Follow this series to learn how to get the best mortgage for your specific financial situation and goals. You’ll see what steps you need to take throughout this process to make it productive and successful.
This week, you’ll learn about another loan option – adjustable rate mortgages or ARMs. You might be surprised that ARMS could be a good fit for you after all.
Most buyers have heard scary stories about ARMs -- adjustable rate mortgages -- from family members or from headlines years ago. It seemed like homeowners would face crazy increases and end up getting in over their heads.
Today’s ARMs are not that way at all. Gone are the risky features such as interest-only and balloon payments. (Yep, those do sound risky!)
In fact, an ARM could be a cheaper and more affordable alternative for you than a fixed-rate mortgage. This can be true for many first-time buyers who don’t plan to stay longer than 7 years in their next home.
However, you should always tread carefully and fully understand ARMs. That’s why you’ll get a rundown on how they work and what you need to look out for if it’s an option you are considering.
Remember, not every loan is right for every person and it depends on your particular financial situation, goals, and home buying plans (not your neighbor’s, your mom’s, or your co-worker’s). I am always here to go over what is best for you.
What is an ARM and how does it work?
For a certain time period, an ARM acts just like your standard 30-year fixed mortgage since payments are the same and interest rate doesn’t change. This initial fixed-rate period can be for 1 year to 3, 5, 7, or 10 years — you get to choose the timeframe. The current standard is 5 years or a 5/1 hybrid ARM.
ARMs differ from fixed-rate mortgages in that the interest rate and monthly payment do not stay “fixed” for the length of the mortgage but fluctuate or “adjust” at some point during the life of the mortgage.
After this fixed-rate period, the rate is adjusted each year and the new payment is based on market indexes. The new rate and payment are calculated by determining what the index value is and then adding a margin to that figure.
How are they less risky?
Buyers no longer need to be as wary when the rate starts to adjust. Lenders protect borrowers from extreme rate changes with payment cap limits, either with an annual cap or life-of-the-loan cap.
That means that you will know upfront what interest rate your loan could never exceed and how often it could change and by how much. You need to make sure you read your closing documents for all of the specifics.
Why are they a good alternative for some buyers?
Simply put, an ARR can be cheaper and more affordable. Even though fixed-rate mortgages are historically low (they track 10-year Treasuries), they are higher than ARMs. The Federal Reserve is keeping short-term rates low and ARMs track those rates (1-year Treasuries).

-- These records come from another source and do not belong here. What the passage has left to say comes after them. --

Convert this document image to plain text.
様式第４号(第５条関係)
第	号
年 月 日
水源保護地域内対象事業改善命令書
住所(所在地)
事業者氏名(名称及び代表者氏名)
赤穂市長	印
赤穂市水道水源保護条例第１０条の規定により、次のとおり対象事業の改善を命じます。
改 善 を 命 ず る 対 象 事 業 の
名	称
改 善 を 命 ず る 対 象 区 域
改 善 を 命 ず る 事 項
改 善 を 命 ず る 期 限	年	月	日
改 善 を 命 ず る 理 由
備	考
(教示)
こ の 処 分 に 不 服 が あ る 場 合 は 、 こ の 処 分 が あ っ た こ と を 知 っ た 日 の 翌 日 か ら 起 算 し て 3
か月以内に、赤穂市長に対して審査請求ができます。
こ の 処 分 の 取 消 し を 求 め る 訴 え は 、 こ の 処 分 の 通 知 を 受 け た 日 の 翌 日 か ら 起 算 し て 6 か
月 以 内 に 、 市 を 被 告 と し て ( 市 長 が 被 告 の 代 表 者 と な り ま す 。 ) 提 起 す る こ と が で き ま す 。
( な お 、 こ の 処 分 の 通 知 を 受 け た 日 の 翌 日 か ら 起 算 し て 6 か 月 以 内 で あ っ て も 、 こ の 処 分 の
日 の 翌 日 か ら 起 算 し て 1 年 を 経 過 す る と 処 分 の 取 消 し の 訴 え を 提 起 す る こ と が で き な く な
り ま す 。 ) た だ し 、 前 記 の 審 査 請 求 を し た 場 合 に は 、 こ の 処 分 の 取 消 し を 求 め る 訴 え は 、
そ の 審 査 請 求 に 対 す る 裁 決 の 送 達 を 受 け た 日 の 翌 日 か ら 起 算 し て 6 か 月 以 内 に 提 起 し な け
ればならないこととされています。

An ARM may be your ticket to homeownership if a fixed-rate is derailing you.
Is an ARM right for you?
An ARM is good for buyers who have a plan for the next 5 or 7 years and will more likely move before the loan’s fixed-rate period ends. A 30-year fixed-rate loan may not work as well for those buyers who don’t want to stay put in one home for a long time.
For example, if you live in a small condo but your family is growing, an ARM will help you move to a larger home. You will be able to take advantage of lower monthly payments for several years with the ARM instead of renting.
If you’re in a highly transient profession, like the military, and expect to relocate or transfer, the ARM is a short-term product that could fit into your plans.
Here’s how it would work:
If you plan to stay in your home for only 5 years, you really won’t be able to take advantage of the guaranteed rate of a fixed long-term loan. Instead, you can choose a 5/1 hybrid ARM — one that is fixed for 5 years and then adjusts upward.
You will shave several percentage points off of the fixed 30-year rate, and as the 5 year adjustment draws closer, you already know that you will be moving on, and likely selling.
Can homeowners trade in a fixed loan for an ARM?
Yes, you can trade your current loan for an ARM. You’ll lower both your interest rate and your payments over the short term. If you’re a savvy homeowner, you can pay down your mortgage with the money you saved by getting an ARM. Your loan will be much more manageable and you will also be able to cope with any rate changes.
Who should avoid an ARM?
ARMS are not for everybody, especially if you’re not a confident borrower.
If you’re uncertain about your income rising right along with housing prices when your ARM adjusts, you may be more comfortable with a fixed-rate loan.
If you plan to stay in your home for the long term, say 15-20 years, it just doesn’t make sense to pay a higher mortgage bill after 5 or 7 years.
Top 4 Questions to Ask
Do I have enough income to cover higher mortgage payments if interest rates go up?
Am I taking on other sizable debts (a loan for a car or school tuition) soon?
How long do I plan to own this home? (If you plan to sell soon, rising interest rates may not pose a problem)
Will I make any additional payments or pay the loan off early?
ARMs aren’t for everyone. But if you aren’t planning on owning your home for long, then it’s a loan that might be worth looking into and could even save you money.